In the early season matchup, the Knights unraveled in the closing minutes of the first half. Trailing 17-7, Royal pressed to score before halftime, but aggressive play calling backfired. Zillah scored twice to deflate Royal's hopes and jump to an insurmountable margin.

"This time around, with the lead, our goal was to make sure that we used up the clock before half and didn't put the ball in their hands," Allred said. "Scoring the touchdown was a nice bonus."

The drive began and ended with passes. In between, the determined running of Weyns, Miguel Ayala, and Darrin Miller pounded the Leopard defensive front and churned out four first downs.

That set up the Knights up with 3rd-and-goal from the 3-yard line with five seconds left on the clock. Jenks capped the drive by finding Garcia just across the right side of the goal line for a 17-7 lead to close the half.

"We had their defense guessing between run and pass, and their safety just wasn't able to react in time," Allred said.

The touchdown was the only sustained scoring drive by either squad and sent the two teams to the locker room with vastly different mindsets.
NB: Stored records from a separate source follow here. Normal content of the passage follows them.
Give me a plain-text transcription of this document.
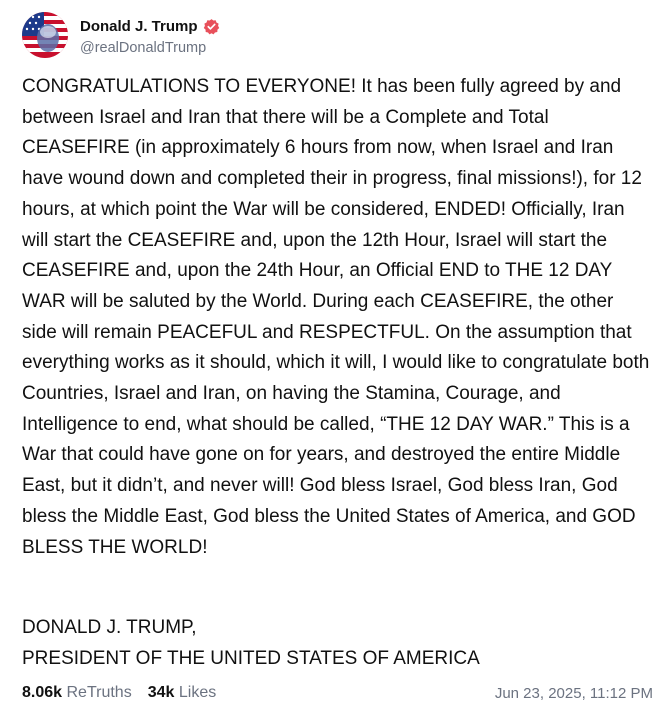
Donald J. Trump
@realDonaldTrump
CONGRATULATIONS TO EVERYONE! It has been fully agreed by and between Israel and Iran that there will be a Complete and Total CEASEFIRE (in approximately 6 hours from now, when Israel and Iran have wound down and completed their in progress, final missions!), for 12 hours, at which point the War will be considered, ENDED! Officially, Iran will start the CEASEFIRE and, upon the 12th Hour, Israel will start the CEASEFIRE and, upon the 24th Hour, an Official END to THE 12 DAY WAR will be saluted by the World. During each CEASEFIRE, the other side will remain PEACEFUL and RESPECTFUL. On the assumption that everything works as it should, which it will, I would like to congratulate both Countries, Israel and Iran, on having the Stamina, Courage, and Intelligence to end, what should be called, “THE 12 DAY WAR.” This is a War that could have gone on for years, and destroyed the entire Middle East, but it didn’t, and never will! God bless Israel, God bless Iran, God bless the Middle East, God bless the United States of America, and GOD BLESS THE WORLD!
DONALD J. TRUMP,
PRESIDENT OF THE UNITED STATES OF AMERICA
8.06k ReTruths 34k Likes	Jun 23, 2025, 11:12 PM
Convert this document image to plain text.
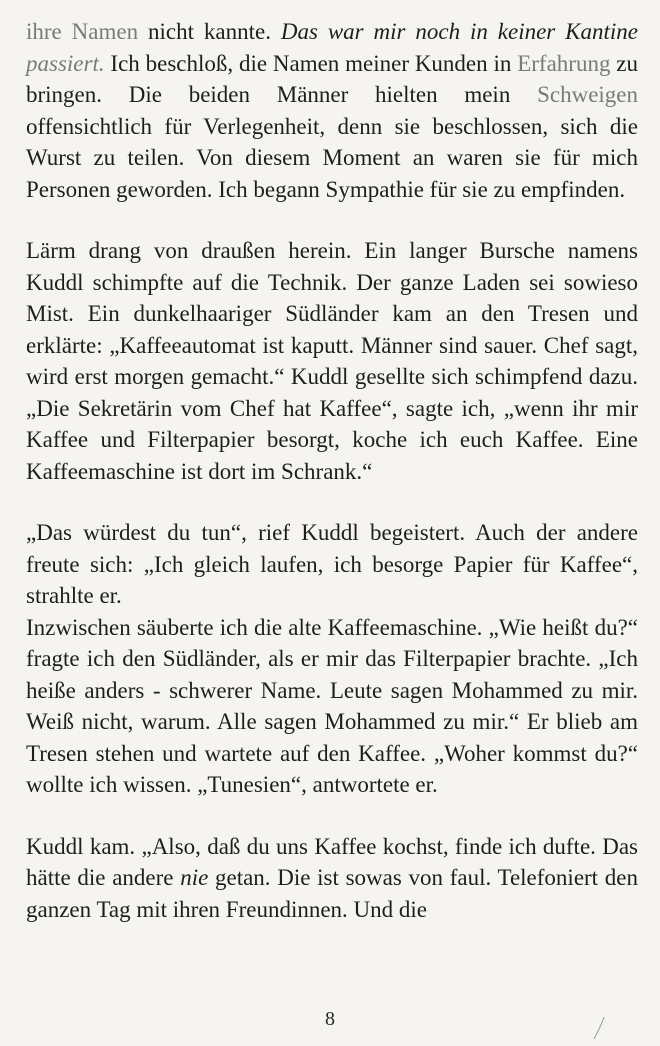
ihre Namen nicht kannte. Das war mir noch in keiner Kantine passiert. Ich beschloß, die Namen meiner Kunden in Erfahrung zu bringen. Die beiden Männer hielten mein Schweigen offensichtlich für Verlegenheit, denn sie beschlossen, sich die Wurst zu teilen. Von diesem Moment an waren sie für mich Personen geworden. Ich begann Sympathie für sie zu empfinden.

Lärm drang von draußen herein. Ein langer Bursche namens Kuddl schimpfte auf die Technik. Der ganze Laden sei sowieso Mist. Ein dunkelhaariger Südländer kam an den Tresen und erklärte: „Kaffeeautomat ist kaputt. Männer sind sauer. Chef sagt, wird erst morgen gemacht.“ Kuddl gesellte sich schimpfend dazu. „Die Sekretärin vom Chef hat Kaffee“, sagte ich, „wenn ihr mir Kaffee und Filterpapier besorgt, koche ich euch Kaffee. Eine Kaffeemaschine ist dort im Schrank.“

„Das würdest du tun“, rief Kuddl begeistert. Auch der andere freute sich: „Ich gleich laufen, ich besorge Papier für Kaffee“, strahlte er.

Inzwischen säuberte ich die alte Kaffeemaschine. „Wie heißt du?“ fragte ich den Südländer, als er mir das Filterpapier brachte. „Ich heiße anders - schwerer Name. Leute sagen Mohammed zu mir. Weiß nicht, warum. Alle sagen Mohammed zu mir.“ Er blieb am Tresen stehen und wartete auf den Kaffee. „Woher kommst du?“ wollte ich wissen. „Tunesien“, antwortete er.

Kuddl kam. „Also, daß du uns Kaffee kochst, finde ich dufte. Das hätte die andere nie getan. Die ist sowas von faul. Telefoniert den ganzen Tag mit ihren Freundinnen. Und die

8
The key play off the possession came on 3rd-and-9 inside the red zone. Weyns carried the ball over the left side and appeared to be stopped for a short gain.

But Weyns absorbed a tackle attempt and regained his balance to pick up eight yards before being brought down just short of the first down marker. An offside penalty against Zillah on the next play aided the drive.
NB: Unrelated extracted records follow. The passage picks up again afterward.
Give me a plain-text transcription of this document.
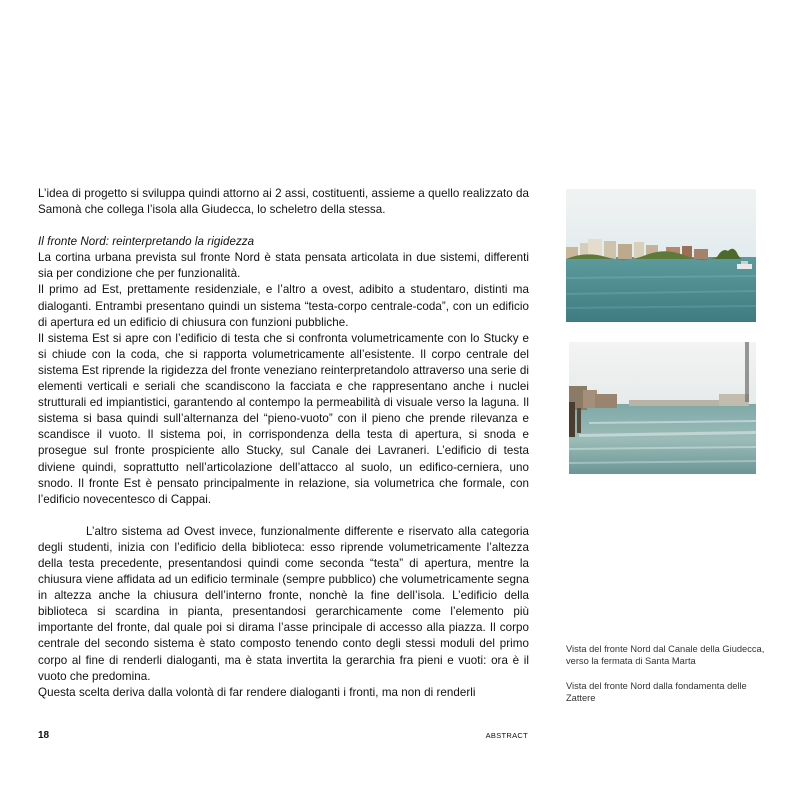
L’idea di progetto si sviluppa quindi attorno ai 2 assi, costituenti, assieme a quello realizzato da Samonà che collega l’isola alla Giudecca, lo scheletro della stessa.

Il fronte Nord: reinterpretando la rigidezza

La cortina urbana prevista sul fronte Nord è stata pensata articolata in due sistemi, differenti sia per condizione che per funzionalità.

Il primo ad Est, prettamente residenziale, e l’altro a ovest, adibito a studentaro, distinti ma dialoganti. Entrambi presentano quindi un sistema “testa-corpo centrale-coda”, con un edificio di apertura ed un edificio di chiusura con funzioni pubbliche.

Il sistema Est si apre con l’edificio di testa che si confronta volumetricamente con lo Stucky e si chiude con la coda, che si rapporta volumetricamente all’esistente. Il corpo centrale del sistema Est riprende la rigidezza del fronte veneziano reinterpretandolo attraverso una serie di elementi verticali e seriali che scandiscono la facciata e che rappresentano anche i nuclei strutturali ed impiantistici, garantendo al contempo la permeabilità di visuale verso la laguna. Il sistema si basa quindi sull’alternanza del “pieno-vuoto” con il pieno che prende rilevanza e scandisce il vuoto. Il sistema poi, in corrispondenza della testa di apertura, si snoda e prosegue sul fronte prospiciente allo Stucky, sul Canale dei Lavraneri. L’edificio di testa diviene quindi, soprattutto nell’articolazione dell’attacco al suolo, un edifico-cerniera, uno snodo. Il fronte Est è pensato principalmente in relazione, sia volumetrica che formale, con l’edificio novecentesco di Cappai.

L’altro sistema ad Ovest invece, funzionalmente differente e riservato alla categoria degli studenti, inizia con l’edificio della biblioteca: esso riprende volumetricamente l’altezza della testa precedente, presentandosi quindi come seconda “testa” di apertura, mentre la chiusura viene affidata ad un edificio terminale (sempre pubblico) che volumetricamente segna in altezza anche la chiusura dell’interno fronte, nonchè la fine dell’isola. L’edificio della biblioteca si scardina in pianta, presentandosi gerarchicamente come l’elemento più importante del fronte, dal quale poi si dirama l’asse principale di accesso alla piazza. Il corpo centrale del secondo sistema è stato composto tenendo conto degli stessi moduli del primo corpo al fine di renderli dialoganti, ma è stata invertita la gerarchia fra pieni e vuoti: ora è il vuoto che predomina.

Questa scelta deriva dalla volontà di far rendere dialoganti i fronti, ma non di renderli

Vista del fronte Nord dal Canale della Giudecca, verso la fermata di Santa Marta

Vista del fronte Nord dalla fondamenta delle Zattere

18	ABSTRACT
The second half was all about sustained defensive intensity for the Knights. They looked to shut down a Leopard offense that had average 59 points per game this season.

Royal used as much clock as possible when it had the ball. It limited Zillah to just two offensive possessions the entire second half, both unproductive.

Zillah's first possession of the second half lasted 18 plays and covered the 80 yards between the ten-yard lines. But a missed field goal turned the ball back over to Royal.

Rarely does a defensive game plan include the phrase "bend but don't break", but the Knights were certainly pleased that theirs turned out that way.

On the first play after a Royal punt gave Zillah the ball back, linebacker Darrin Miller made a sack and pushed the Leopards back inside their own 10-yard line. Fourteen plays later, the drive was thwarted by the Knights on the Royal 25-yard line.

The Knights then managed to salt away the rest of the game on their final possession. Ayala carried the ball on the final seven plays and picked up three critical first downs.

The Knights were aided by a 15-yard face mask penalty that was doubled by an unsportsmanlike conduct penalty on the Zillah sideline. Royal took a knee inside the Zillah red zone as the final horn sounded.

"The plan was to protect the ball and stay in bounds to use clock," Ayala said.

The three Royal running backs combined for 135 rushing yards. Jenks completed only six passes while managing the offense, but four of those completions went for either first downs or touchdowns.

The Knights did not commit any turnovers and allowed only one quarterback sack.